Soja: een nuttige aanvulling op het dieet
Uit het evoluerende onderzoek blijkt dat de fyto-oestrogenen uit soja geen risico vormen, maar eerder potentiële beschermende voordelen bieden tegen kanker. De angst dat soja als oestrogeen zou kunnen werken en het risico op kanker zou vergroten, is grotendeels weerlegd door wetenschappelijke studies. In plaats daarvan kan het opnemen van soja in een uitgebalanceerd dieet waardevolle gezondheidsvoordelen opleveren, waaronder een verminderd risico op verschillende soorten kanker.

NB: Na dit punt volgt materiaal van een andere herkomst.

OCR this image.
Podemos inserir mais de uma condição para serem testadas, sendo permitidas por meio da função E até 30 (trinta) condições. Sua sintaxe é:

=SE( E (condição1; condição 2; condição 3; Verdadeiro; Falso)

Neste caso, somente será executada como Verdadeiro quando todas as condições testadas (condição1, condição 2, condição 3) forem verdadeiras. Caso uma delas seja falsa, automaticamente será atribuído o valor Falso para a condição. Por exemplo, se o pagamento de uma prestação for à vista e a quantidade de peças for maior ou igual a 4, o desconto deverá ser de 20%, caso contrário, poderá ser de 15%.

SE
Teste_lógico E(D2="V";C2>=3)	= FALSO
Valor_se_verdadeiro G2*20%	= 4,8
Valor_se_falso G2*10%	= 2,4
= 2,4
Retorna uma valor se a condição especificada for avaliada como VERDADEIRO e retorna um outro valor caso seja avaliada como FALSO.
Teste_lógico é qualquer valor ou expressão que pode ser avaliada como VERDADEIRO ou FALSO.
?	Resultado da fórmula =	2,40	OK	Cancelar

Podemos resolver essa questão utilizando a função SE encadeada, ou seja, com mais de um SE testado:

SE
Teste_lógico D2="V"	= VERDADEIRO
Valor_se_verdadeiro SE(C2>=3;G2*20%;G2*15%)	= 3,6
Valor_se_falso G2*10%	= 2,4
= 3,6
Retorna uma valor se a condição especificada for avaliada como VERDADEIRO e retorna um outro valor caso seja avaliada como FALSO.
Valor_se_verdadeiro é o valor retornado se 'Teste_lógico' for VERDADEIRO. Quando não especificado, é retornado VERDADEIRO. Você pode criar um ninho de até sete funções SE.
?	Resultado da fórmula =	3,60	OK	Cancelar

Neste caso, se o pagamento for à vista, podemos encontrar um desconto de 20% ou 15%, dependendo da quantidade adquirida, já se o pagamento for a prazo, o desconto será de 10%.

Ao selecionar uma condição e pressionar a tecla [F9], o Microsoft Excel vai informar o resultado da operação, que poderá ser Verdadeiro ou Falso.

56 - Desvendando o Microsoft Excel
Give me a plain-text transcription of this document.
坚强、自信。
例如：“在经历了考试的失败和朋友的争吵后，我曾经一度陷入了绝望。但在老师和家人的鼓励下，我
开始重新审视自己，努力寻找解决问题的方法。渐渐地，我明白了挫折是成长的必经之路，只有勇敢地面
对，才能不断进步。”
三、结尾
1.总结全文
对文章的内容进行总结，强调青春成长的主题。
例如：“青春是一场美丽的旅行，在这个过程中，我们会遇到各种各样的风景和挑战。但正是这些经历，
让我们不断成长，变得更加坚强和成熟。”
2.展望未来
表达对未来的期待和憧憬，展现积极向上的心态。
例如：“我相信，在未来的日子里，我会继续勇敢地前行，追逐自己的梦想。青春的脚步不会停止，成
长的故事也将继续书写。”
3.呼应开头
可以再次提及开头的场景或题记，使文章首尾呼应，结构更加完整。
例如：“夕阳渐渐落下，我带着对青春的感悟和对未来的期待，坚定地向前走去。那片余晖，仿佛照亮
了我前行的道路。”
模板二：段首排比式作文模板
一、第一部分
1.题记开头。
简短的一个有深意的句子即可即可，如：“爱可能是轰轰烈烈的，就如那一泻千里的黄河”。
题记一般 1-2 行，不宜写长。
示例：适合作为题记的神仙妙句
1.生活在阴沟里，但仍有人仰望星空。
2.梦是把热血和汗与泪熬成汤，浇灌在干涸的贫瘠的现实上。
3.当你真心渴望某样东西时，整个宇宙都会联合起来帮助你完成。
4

De vroege zorgen over soja zijn weggenomen door een robuuste hoeveelheid bewijsmateriaal waaruit blijkt dat soja niet alleen veilig is, maar ook potentieel gunstig is voor de preventie van kanker. Het omarmen van soja als onderdeel van een gevarieerd dieet kan een positieve stap zijn in de richting van een betere gezondheid, en onderstreept het belang van het vertrouwen op uitgebreid, actueel wetenschappelijk onderzoek bij het maken van voedingskeuzes.
Concluderend kan worden gesteld dat de rol van soja bij de preventie van kanker wordt ondersteund door groeiend wetenschappelijk bewijs, dat eerdere mythen ontkracht en het potentieel ervan als beschermend voedsel benadrukt. Het debat over soja en kanker onderstreept de noodzaak van voortgezet onderzoek en geïnformeerde discussie om ervoor te zorgen dat voedingsaanbevelingen gebaseerd zijn op gedegen wetenschap. Naarmate ons begrip zich verdiept, wordt het duidelijk dat soja geen voedingsschurk is, maar een waardevol onderdeel van een gezond en kankerpreventief dieet.